In a Nutshell: Despite an earnings beat and healthy same-store sales, Foot Locker will head into Q4 hoping for a better outcome.
Foot Locker opened 11 new stores in the third quarter and closed 25 locations as its merchandise inventory of $1.304 billion remained flat overall in Q3. Margins increased by 50 basis points compared to the year prior, up to 32.1 percent from 31.6 percent. Selling, general and administrative expenses also fell slightly as a percentage of sales to 21.3 percent from 21.4 percent in the comparable period last year.
“The strong results we delivered in the quarter reflect our work to drive the top line, while continuing to strengthen our operational execution, as reflected in our improved gross margin, SG&A, and inventory productivity,” Lauren Peters, the executive vice president and chief financial officer of Foot Locker, said. “As we enter the all-important holiday selling season, we will remain focused on execution to continue to position us to achieve our long-term financial objectives.”
In November, Nike also announced that it would be pulling its products from Amazon in an effort to align itself with more premium partners, including Foot Locker.
Sales: Revenue was up 3.9 percent year over year in the third quarter as Foot Locker registered $1.932 billion in sales, compared to $1.860 billion in the same quarter last year.
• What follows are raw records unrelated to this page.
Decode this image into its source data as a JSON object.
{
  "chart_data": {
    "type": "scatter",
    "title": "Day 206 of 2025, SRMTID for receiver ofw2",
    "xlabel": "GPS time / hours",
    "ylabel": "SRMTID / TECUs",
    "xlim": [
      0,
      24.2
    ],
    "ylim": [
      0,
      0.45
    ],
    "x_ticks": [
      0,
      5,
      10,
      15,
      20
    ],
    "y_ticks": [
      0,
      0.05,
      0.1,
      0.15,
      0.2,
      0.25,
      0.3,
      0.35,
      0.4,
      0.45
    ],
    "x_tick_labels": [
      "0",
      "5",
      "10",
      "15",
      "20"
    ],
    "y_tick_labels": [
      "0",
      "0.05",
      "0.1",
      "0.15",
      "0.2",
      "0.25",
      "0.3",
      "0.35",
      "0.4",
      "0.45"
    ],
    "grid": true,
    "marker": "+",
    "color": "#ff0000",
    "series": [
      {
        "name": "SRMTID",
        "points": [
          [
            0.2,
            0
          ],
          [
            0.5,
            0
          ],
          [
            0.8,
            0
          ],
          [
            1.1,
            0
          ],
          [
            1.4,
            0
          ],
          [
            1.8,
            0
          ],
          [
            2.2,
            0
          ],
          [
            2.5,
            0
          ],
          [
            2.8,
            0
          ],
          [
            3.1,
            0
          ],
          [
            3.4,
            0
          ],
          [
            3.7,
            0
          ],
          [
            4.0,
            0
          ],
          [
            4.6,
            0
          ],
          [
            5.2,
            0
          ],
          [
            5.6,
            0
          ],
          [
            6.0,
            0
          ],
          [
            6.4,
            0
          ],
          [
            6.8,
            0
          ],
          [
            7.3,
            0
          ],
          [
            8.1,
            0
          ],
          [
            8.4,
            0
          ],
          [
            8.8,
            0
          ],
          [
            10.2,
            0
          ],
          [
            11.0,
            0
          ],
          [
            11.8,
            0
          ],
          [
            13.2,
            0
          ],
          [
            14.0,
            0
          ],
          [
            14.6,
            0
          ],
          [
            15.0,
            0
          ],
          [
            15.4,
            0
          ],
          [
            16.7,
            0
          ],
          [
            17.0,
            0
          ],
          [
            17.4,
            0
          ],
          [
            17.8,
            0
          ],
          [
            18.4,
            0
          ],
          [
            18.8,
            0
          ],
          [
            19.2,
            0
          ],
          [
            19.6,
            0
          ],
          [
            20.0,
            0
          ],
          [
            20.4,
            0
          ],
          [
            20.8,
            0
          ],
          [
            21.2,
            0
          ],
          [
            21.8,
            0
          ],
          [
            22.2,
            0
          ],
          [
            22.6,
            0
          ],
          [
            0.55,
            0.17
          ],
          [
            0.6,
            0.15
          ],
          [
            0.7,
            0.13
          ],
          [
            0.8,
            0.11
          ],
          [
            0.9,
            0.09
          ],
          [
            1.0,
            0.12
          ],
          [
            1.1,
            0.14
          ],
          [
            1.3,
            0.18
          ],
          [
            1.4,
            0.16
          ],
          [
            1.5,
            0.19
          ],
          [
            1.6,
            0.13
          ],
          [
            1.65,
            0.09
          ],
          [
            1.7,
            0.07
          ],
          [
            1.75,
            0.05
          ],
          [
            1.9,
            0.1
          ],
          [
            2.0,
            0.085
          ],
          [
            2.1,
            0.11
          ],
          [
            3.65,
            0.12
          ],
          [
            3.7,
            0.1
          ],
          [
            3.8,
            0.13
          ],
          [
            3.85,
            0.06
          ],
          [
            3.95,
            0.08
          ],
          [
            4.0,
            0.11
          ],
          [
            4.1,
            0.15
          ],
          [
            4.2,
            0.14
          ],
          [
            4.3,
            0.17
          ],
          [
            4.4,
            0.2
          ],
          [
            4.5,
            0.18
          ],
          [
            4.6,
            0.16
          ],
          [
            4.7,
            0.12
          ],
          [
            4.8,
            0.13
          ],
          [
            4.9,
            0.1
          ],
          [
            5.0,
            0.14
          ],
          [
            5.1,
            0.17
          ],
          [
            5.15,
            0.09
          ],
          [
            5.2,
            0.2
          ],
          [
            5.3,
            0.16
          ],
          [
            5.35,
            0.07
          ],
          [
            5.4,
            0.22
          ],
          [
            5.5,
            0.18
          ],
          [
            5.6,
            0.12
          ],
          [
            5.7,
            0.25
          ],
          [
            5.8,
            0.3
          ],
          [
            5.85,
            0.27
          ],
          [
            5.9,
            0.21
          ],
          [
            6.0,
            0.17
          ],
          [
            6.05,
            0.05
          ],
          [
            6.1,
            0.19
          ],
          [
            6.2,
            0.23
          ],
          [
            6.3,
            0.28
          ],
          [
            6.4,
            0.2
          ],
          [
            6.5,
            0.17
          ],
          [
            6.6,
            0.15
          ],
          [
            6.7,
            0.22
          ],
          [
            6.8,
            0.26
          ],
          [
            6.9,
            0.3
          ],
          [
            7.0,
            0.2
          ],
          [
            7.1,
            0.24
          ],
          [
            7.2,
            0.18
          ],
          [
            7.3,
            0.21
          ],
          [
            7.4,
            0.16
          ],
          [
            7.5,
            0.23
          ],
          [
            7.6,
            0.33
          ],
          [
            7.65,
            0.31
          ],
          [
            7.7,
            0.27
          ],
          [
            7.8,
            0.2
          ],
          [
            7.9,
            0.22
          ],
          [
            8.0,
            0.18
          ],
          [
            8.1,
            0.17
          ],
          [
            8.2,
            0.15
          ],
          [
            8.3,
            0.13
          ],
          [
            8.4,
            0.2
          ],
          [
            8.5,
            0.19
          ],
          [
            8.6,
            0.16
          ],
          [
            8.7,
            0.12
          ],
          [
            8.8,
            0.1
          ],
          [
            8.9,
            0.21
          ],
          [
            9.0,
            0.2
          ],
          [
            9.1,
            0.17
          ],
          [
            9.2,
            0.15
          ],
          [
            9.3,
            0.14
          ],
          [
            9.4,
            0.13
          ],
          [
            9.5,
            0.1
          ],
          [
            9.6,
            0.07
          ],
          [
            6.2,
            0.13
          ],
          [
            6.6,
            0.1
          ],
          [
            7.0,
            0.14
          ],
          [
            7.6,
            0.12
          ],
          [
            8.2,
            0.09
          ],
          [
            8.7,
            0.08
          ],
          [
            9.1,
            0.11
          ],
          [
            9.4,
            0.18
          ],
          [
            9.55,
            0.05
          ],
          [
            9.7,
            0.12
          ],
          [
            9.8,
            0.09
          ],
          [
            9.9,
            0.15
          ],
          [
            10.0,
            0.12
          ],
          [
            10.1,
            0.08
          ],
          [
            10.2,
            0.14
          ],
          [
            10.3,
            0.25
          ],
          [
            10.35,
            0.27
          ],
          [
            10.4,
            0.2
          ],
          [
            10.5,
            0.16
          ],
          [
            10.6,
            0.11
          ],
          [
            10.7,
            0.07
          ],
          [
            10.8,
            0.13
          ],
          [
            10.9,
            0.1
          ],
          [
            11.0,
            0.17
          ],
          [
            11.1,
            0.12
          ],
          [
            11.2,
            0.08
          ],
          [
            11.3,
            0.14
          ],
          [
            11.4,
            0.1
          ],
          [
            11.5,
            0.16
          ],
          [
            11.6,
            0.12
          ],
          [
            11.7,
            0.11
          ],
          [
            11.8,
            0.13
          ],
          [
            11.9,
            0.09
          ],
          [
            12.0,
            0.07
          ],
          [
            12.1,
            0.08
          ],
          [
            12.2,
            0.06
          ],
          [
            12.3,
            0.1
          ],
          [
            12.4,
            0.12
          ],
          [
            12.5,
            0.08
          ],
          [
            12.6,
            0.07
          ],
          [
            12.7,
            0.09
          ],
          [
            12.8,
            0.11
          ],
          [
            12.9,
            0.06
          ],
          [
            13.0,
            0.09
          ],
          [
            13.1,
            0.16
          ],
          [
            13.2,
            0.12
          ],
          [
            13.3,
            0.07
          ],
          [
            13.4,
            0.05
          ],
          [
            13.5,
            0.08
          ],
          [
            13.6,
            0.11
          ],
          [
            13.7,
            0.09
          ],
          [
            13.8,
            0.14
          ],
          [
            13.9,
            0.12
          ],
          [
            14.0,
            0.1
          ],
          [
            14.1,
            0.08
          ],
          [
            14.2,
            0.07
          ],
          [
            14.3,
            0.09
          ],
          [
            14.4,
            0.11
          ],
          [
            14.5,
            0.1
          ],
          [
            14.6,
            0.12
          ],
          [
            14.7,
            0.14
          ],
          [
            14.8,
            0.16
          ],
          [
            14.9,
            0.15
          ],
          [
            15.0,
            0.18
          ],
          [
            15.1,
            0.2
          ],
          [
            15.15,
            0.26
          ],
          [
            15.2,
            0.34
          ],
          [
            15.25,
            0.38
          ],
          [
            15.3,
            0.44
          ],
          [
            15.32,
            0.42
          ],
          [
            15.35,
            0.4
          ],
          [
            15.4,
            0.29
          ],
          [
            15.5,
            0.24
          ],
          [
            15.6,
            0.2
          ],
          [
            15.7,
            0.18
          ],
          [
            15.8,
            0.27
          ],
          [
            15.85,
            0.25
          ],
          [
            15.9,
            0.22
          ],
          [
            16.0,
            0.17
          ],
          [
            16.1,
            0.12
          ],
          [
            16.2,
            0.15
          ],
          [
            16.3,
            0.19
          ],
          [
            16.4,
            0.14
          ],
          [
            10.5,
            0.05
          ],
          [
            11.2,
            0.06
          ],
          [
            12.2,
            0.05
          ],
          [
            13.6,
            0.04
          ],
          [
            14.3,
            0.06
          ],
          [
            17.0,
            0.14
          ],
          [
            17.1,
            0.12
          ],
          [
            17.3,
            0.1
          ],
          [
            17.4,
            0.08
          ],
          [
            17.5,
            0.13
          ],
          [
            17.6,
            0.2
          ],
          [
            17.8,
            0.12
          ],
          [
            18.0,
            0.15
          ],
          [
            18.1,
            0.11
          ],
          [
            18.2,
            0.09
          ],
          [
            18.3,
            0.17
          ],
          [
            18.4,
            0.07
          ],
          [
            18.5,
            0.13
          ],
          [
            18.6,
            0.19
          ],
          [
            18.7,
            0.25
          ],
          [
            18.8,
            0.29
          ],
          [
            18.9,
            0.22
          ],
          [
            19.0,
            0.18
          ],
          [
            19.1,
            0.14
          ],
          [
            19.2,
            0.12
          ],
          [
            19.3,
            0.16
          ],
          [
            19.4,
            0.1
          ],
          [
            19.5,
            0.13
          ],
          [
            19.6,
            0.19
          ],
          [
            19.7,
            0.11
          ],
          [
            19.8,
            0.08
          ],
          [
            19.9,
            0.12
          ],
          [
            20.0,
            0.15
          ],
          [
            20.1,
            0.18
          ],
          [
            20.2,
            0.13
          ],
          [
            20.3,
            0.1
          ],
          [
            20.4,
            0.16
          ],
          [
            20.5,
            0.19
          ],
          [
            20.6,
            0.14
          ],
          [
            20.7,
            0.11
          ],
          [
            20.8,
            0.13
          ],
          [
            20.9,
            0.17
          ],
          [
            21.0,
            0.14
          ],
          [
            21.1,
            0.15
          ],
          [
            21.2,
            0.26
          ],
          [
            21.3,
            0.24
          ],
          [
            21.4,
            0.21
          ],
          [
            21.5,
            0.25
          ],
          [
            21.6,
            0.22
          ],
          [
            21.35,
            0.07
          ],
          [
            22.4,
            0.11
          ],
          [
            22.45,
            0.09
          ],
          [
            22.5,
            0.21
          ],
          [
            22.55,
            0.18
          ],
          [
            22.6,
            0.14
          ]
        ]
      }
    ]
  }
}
Wall Street analysts expected sales of $1.94 billion in the third quarter.
Same-store sales continue to be a bright spot for Foot Locker as it refines its fleet of 3,160 stores throughout Asia, Australia, New Zealand and North America. In the third quarter, comparable-store sales rose 5.7 percent for the footwear retailer.
Earnings: Wall Street set earnings-per-share expectations of $1.07, which Foot Locker beat with $1.16 EPS, powered by net income of $125 million, compared to $130 million in the prior-year quarter.
CEOs Take: Foot Locker chairman and CEO Richard Johnson said the quarter was built on stronger relationships with both consumers and vendors. Johnson added that Foot Locker was working to toe the line between being relevant to youth culture and driving sales and earnings growth.
“We are pleased with our performance in the quarter, which reflects the success of our strategic focus on building even deeper connections with our customers and further strengthening relationships with our vendors,” Johnson said. “Across the company, we are making great strides in implementing our four strategic imperatives, which are designed to ensure we are best positioned to compete in the retail marketplace by inspiring and empowering youth culture while also strengthening our bottom line and driving value for our shareholders.”